The other type of ruin witnessed in Kabul, are that of destroyed military equipment. In In Transit (2008) local children tie ropes to a destroyed Soviet military airplane and lie on the ground pulling it, imagining for a while that they are actually flying it, like one of those line controlled model airplanes that one flies round and round in a circular fashion.
This is similar to another piece, Dome (2015) in which a boy spins round and round under what used to be the dome of a building, while a helicopter flies over head. At some point, the camera spins in slow motion with the boy while looking up at the sky through the bombed out roof, round and round with the sound of the helicopter omnipresent, going on forever.
Why would this boy, who apparently was here by chance and did not act according to any instruction, be doing such a silly thing? Or the other boys in In Transit (2008) for that matter? Like someone who has been rendered mute but is trying to say something, the film mourns the loss suffered from the destruction while at the same time reminisces the past via the imagination of the boy, as the circular walls and openings where windows once were, spin around.
Totally absorbed in the act, he’s imaging what the dome must have looked like, what it must been like to live there. Could he be imagining the future, like what it would be like if it was restored? Possibly, if one could call imagining the past and applying it to the future, as that. Which is the ambiguity of it all; is he imagining the past or is he imagining the future?
The opposite of In Transit (2008) is seen in What We Saw Upon Awakening (2006) where a group of grown men are seen pulling at ropes tied around a ruined building. Where the children of In Transit (2008) were seen pulling at ropes around the ruined plane, they were merely using their imagination to turn it into something else to play with. Here the men seem to be trying to pull the building down, to erase the memory of what happened, but they are having difficulty doing so. This apparently is the local Government’s desire for these ruins, which makes it a commentary on the situation.
What’s curious is the absence of women, except for Abdul herself, in all of these works. In a culture where women are not allowed to work, or do anything they want for that matter except stay at home and marry whoever their family tells them to, the fact that she has gone there, hired all these men to do these films, must be a real thorn in the backside to the local authorities.
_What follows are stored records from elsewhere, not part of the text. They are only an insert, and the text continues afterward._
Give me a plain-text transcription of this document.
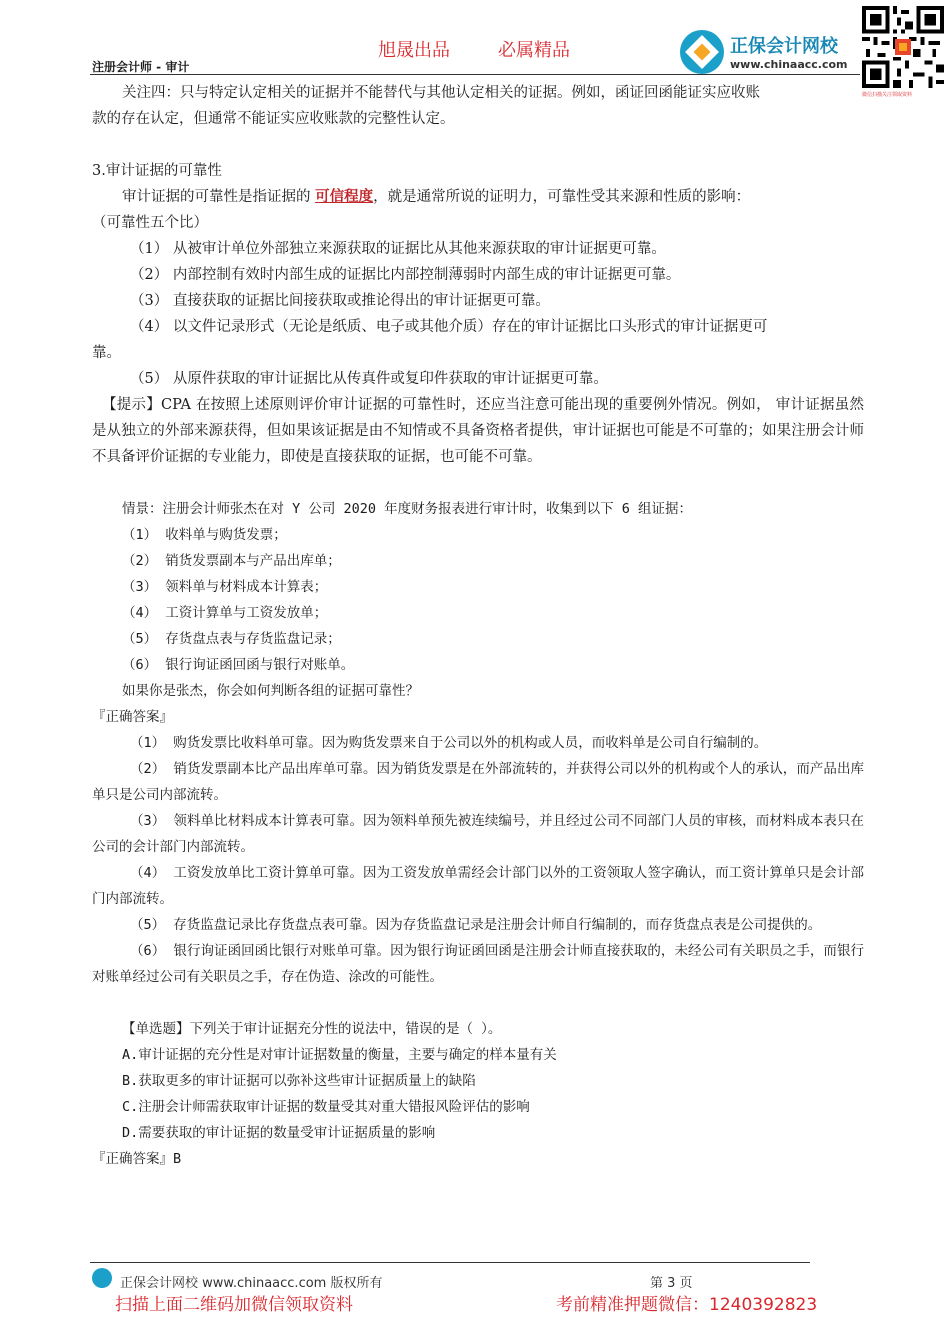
旭晟出品	必属精品
注册会计师 - 审计
正保会计网校
www.chinaacc.com
微信扫描关注领取资料
关注四：只与特定认定相关的证据并不能替代与其他认定相关的证据。例如，函证回函能证实应收账
款的存在认定，但通常不能证实应收账款的完整性认定。
3.审计证据的可靠性
审计证据的可靠性是指证据的 可信程度，就是通常所说的证明力，可靠性受其来源和性质的影响：
（可靠性五个比）
（1） 从被审计单位外部独立来源获取的证据比从其他来源获取的审计证据更可靠。
（2） 内部控制有效时内部生成的证据比内部控制薄弱时内部生成的审计证据更可靠。
（3） 直接获取的证据比间接获取或推论得出的审计证据更可靠。
（4） 以文件记录形式（无论是纸质、电子或其他介质）存在的审计证据比口头形式的审计证据更可
靠。
（5） 从原件获取的审计证据比从传真件或复印件获取的审计证据更可靠。
【提示】CPA 在按照上述原则评价审计证据的可靠性时，还应当注意可能出现的重要例外情况。例如， 审计证据虽然是从独立的外部来源获得，但如果该证据是由不知情或不具备资格者提供，审计证据也可能是不可靠的；如果注册会计师不具备评价证据的专业能力，即使是直接获取的证据，也可能不可靠。
情景：注册会计师张杰在对 Y 公司 2020 年度财务报表进行审计时，收集到以下 6 组证据：
（1） 收料单与购货发票；
（2） 销货发票副本与产品出库单；
（3） 领料单与材料成本计算表；
（4） 工资计算单与工资发放单；
（5） 存货盘点表与存货监盘记录；
（6） 银行询证函回函与银行对账单。
如果你是张杰，你会如何判断各组的证据可靠性？
『正确答案』
（1） 购货发票比收料单可靠。因为购货发票来自于公司以外的机构或人员，而收料单是公司自行编制的。
（2） 销货发票副本比产品出库单可靠。因为销货发票是在外部流转的，并获得公司以外的机构或个人的承认，而产品出库单只是公司内部流转。
（3） 领料单比材料成本计算表可靠。因为领料单预先被连续编号，并且经过公司不同部门人员的审核，而材料成本表只在公司的会计部门内部流转。
（4） 工资发放单比工资计算单可靠。因为工资发放单需经会计部门以外的工资领取人签字确认，而工资计算单只是会计部门内部流转。
（5） 存货监盘记录比存货盘点表可靠。因为存货监盘记录是注册会计师自行编制的，而存货盘点表是公司提供的。
（6） 银行询证函回函比银行对账单可靠。因为银行询证函回函是注册会计师直接获取的，未经公司有关职员之手，而银行对账单经过公司有关职员之手，存在伪造、涂改的可能性。
【单选题】下列关于审计证据充分性的说法中，错误的是（ ）。
A.审计证据的充分性是对审计证据数量的衡量，主要与确定的样本量有关
B.获取更多的审计证据可以弥补这些审计证据质量上的缺陷
C.注册会计师需获取审计证据的数量受其对重大错报风险评估的影响
D.需要获取的审计证据的数量受审计证据质量的影响
『正确答案』B
正保会计网校 www.chinaacc.com 版权所有	第 3 页
扫描上面二维码加微信领取资料	考前精准押题微信：1240392823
While Abdul herself has said she has been threatened, had guns pointed at her and had to persuade people for hours in the process of making these films, it is perhaps that she has a foreign passport and doesn’t have parents there to punish her that the authorities can’t quite do anything to stop it. However, this cultural attitude towards women didn’t exist until fairly recently. It wasn’t like this historically. Apparently it was after the Soviets invaded the country around 1980 that changes happened and plight of women became like this.
Seen collectively these films are both a political gesture, a social commentary and a dream for a better future.